Ottawa, May 16, 1974 – The CTV Television network was the winner of the 1973 Michener Award for Inquiry – “Hear no evil, see no evil, speak no evil” – an hour long television program that dealt with the invasion of privacy through the use of ‘bugging’ devices and the attempts by Parliament to control them. Governor General Jules Léger, once a news reporter himself, made the presentation during a glittering ceremony at Rideau Hall. The award for journalistic excellence was accepted by the producer of the winning entry, Jack McGaw, representing the CTV Television Network.
In the foyer of Rideau Hall prior to the ceremony, the Governor-General extended his hand to Jack McGaw and declared “I hope you haven’t got an electronic bug on you” “No sir, not today,” McGaw assured him as the line of invited guests moved into an adjoining room at Government House for the presentation of the distinguished Michener Award.

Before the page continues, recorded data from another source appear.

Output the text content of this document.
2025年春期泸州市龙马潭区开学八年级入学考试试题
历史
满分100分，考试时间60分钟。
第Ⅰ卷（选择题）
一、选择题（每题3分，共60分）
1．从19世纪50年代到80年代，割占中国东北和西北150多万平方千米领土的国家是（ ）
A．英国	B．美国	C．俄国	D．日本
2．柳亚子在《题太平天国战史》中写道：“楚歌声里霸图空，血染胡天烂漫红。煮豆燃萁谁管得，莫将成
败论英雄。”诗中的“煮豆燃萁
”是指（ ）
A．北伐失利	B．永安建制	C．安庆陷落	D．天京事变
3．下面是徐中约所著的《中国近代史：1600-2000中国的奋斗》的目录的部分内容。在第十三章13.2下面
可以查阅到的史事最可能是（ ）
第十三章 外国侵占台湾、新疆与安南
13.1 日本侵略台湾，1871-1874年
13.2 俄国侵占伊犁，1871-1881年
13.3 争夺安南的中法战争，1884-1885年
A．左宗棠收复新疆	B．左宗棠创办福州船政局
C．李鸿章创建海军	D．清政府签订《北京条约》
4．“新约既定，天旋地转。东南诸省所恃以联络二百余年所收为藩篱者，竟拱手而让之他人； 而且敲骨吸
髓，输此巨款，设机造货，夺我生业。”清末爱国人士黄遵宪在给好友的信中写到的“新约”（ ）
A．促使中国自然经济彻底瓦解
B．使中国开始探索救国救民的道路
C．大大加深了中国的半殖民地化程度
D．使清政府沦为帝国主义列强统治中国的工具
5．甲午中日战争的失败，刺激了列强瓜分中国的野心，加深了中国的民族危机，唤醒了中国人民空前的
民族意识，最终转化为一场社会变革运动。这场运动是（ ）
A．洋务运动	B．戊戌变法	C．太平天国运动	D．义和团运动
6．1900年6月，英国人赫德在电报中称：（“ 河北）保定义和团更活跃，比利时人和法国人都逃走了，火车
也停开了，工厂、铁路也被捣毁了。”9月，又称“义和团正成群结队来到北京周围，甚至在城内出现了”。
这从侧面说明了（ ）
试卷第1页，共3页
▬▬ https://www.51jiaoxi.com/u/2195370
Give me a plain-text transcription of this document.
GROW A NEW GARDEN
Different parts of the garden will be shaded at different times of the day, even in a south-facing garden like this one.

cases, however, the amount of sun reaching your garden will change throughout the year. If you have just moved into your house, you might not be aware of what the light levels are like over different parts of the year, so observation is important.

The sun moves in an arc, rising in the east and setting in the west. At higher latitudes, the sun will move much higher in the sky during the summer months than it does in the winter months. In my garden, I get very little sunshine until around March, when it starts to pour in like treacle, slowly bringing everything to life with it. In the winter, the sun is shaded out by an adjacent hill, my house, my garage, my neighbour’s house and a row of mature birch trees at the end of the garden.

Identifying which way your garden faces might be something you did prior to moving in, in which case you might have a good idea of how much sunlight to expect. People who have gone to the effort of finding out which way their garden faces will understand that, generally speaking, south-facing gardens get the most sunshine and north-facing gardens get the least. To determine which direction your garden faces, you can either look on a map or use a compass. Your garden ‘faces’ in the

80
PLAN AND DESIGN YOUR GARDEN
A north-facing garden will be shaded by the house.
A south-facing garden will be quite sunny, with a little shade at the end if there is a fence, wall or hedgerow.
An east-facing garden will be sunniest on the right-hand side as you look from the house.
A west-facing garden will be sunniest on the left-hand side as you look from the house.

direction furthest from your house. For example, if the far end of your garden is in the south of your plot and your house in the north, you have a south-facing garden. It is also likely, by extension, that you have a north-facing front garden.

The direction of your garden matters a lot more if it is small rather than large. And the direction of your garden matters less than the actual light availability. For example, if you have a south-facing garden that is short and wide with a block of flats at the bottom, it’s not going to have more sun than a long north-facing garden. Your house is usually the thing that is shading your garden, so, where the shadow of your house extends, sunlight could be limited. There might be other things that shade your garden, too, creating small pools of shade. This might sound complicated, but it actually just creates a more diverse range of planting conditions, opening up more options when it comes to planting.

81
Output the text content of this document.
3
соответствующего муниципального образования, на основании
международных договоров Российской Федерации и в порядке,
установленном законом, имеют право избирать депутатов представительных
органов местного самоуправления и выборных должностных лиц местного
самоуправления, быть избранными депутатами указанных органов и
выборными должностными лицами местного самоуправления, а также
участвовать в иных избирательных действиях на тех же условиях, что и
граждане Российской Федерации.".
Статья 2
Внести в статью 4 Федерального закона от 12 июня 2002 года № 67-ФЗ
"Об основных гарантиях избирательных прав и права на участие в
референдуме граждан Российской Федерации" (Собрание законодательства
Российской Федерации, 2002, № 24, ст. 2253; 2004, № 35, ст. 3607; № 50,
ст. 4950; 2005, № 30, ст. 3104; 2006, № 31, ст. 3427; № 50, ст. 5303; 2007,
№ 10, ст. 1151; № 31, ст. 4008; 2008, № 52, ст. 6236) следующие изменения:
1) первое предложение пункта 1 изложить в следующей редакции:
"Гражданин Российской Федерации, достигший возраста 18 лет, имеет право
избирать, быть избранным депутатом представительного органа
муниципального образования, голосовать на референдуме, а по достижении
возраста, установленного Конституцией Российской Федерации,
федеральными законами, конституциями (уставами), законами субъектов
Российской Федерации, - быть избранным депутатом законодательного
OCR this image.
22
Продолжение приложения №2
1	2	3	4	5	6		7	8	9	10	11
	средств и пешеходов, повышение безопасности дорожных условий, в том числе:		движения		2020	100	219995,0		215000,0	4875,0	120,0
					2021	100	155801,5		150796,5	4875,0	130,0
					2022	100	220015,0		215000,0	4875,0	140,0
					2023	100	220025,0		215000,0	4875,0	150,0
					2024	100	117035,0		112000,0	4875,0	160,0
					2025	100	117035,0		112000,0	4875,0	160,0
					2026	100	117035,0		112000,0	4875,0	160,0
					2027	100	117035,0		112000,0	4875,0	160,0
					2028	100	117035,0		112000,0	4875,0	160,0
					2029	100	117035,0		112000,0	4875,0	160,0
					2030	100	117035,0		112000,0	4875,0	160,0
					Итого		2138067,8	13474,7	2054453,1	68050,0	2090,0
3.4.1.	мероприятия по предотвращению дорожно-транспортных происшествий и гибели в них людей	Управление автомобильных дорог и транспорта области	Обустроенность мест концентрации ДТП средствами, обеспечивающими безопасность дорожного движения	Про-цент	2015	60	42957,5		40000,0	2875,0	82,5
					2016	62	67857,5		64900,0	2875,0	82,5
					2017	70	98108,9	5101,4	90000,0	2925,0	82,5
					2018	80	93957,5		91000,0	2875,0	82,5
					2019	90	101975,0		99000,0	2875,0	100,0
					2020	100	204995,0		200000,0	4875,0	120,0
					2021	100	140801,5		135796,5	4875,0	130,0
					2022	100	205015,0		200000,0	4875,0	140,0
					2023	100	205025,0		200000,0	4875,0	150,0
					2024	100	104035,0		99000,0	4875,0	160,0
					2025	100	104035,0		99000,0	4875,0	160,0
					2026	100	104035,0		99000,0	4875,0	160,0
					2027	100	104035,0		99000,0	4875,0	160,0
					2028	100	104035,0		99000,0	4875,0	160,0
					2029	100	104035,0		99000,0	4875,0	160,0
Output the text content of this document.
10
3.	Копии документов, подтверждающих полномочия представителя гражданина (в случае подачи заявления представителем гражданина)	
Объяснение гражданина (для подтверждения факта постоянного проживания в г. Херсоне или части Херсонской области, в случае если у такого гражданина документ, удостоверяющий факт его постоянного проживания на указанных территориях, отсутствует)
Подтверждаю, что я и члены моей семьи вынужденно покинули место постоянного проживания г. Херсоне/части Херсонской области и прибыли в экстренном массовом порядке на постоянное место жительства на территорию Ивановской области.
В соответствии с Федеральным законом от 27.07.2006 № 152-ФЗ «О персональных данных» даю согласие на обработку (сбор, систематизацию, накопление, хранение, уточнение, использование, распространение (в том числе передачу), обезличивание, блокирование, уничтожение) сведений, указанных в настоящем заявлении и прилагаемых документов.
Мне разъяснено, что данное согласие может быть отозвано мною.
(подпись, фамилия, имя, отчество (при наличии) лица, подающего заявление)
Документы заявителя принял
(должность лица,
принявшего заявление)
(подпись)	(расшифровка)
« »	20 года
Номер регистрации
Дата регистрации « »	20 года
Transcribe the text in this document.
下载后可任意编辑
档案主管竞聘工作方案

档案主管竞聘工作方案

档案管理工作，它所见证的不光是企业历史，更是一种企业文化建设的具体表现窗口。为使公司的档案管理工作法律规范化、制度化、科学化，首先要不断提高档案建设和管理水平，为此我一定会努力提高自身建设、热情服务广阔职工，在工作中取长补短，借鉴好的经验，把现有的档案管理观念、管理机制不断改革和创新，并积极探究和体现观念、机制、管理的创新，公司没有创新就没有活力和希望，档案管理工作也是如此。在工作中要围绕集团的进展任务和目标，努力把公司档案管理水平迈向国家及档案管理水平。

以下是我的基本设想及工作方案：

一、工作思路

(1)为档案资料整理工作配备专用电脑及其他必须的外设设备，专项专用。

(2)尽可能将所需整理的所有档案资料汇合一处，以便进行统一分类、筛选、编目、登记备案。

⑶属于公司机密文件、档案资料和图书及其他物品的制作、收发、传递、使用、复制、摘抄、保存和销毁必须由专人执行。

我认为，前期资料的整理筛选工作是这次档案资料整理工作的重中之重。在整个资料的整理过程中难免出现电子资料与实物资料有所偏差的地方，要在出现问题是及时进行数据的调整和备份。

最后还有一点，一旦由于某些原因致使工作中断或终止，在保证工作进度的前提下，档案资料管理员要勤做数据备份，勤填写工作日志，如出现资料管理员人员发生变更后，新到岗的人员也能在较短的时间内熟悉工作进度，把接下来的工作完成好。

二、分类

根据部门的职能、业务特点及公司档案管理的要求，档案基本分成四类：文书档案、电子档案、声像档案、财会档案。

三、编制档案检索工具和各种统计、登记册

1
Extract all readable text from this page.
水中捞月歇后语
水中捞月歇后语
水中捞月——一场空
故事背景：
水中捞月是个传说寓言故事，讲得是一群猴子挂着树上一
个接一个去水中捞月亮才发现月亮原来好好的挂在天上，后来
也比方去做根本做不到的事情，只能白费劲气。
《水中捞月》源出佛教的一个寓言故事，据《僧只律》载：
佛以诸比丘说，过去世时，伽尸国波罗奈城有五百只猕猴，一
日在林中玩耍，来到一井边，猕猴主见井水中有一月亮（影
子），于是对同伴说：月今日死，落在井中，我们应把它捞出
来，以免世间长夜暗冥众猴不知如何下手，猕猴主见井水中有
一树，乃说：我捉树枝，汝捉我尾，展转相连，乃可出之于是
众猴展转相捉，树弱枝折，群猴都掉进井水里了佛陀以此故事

CTV’s ‘Inquiry’ was recognized by the judges for taking a series of facts which were being reported by all the media at the time and probing beyond the surface using imagination and courage. The facts dealt with the invasion of privacy through electronic devices and attempts by Parliament to legislate on the practice by drawing a line between banning them altogether and allowing them under certain conditions by authorized agencies. CTV made its point by “bugging” the most secret type of gathering in Parliament itself – a caucus meeting of the New Democratic Party – an act that prompted a motion of censure in the House of Commons. The program also illustrated the myriad other ways in which electronics enable the acquisition of vast amounts of information about individual citizens. The judges said this was an out-standing example of in-depth reporting by a medium still discovering its own ability to dig with impact, instead of being content to skim superficially.
As a result of the program, the law was changed to permit only consensual bugging which permits recording devices to be used only if the user is present during the recording or transmission. That law stands today. (The story behind the award-winning program)
During his address to the assembled guests at the ceremony, the Governor General referenced the recently called federal election saying that journalists had an important role to play during the campaign to ensure that citizens are responsibly informed of the issues adding – “It is up to the voters to make up their minds and express their judgment. You assist them in this duty by offering them complete and impartial information”. (Full text of the Honourable Jules Léger’s address)
John Downing, President of the Federation of Press Clubs of Canada, said it was fitting that Governor General Léger was making the presentations today because his first profession was journalism. (His full text)
First honourable mention went to the Dartmouth Free Press for its courage in the face of a hoodlum invasion that threatened the lives of its staff and the security of its plant. The Free Press reported the facts and editorialized on them
The second was shared by two radio stations that served their communities in outstanding fashion in near-crisis situations – CHRC-AM, Quebec City, and CFCW-FM, Camrose, Alberta. Both stations more than measured up to the challenge of events, and served their publics in an outstanding way in terms of both competence and stamina.
CHRC was the cool, informative, coordinating voice that kept the region together and functioning during an ice storm, the effects of which lasted for several days.
CFCW alerted its region to the dangers inherent in a cloud of noxious vapour caused by a leak in an oil well and was instrumental to the success of efforts to evacuate the area.
Judges for the 1973 Michener Award:
Fraser MacDougall, chair of the judging panel, former Canadian Press executive and now executive secretary of the Ontario Press Council; Yves Jasmin, assistant secretary general of Communications at the National Museum of Canada; Bill Boss, director of public relations at the University of Ottawa; and Sam Ross, retired radio news correspondent, Vancouver.
The Michener Award, founded in 1970 by the late Right Honourable Roland Michener, then Governor General, goes to a news organization. The Award is heavily influenced by the results generated by the entries submitted for the competition. Consideration is also given to the resources available to the news organization.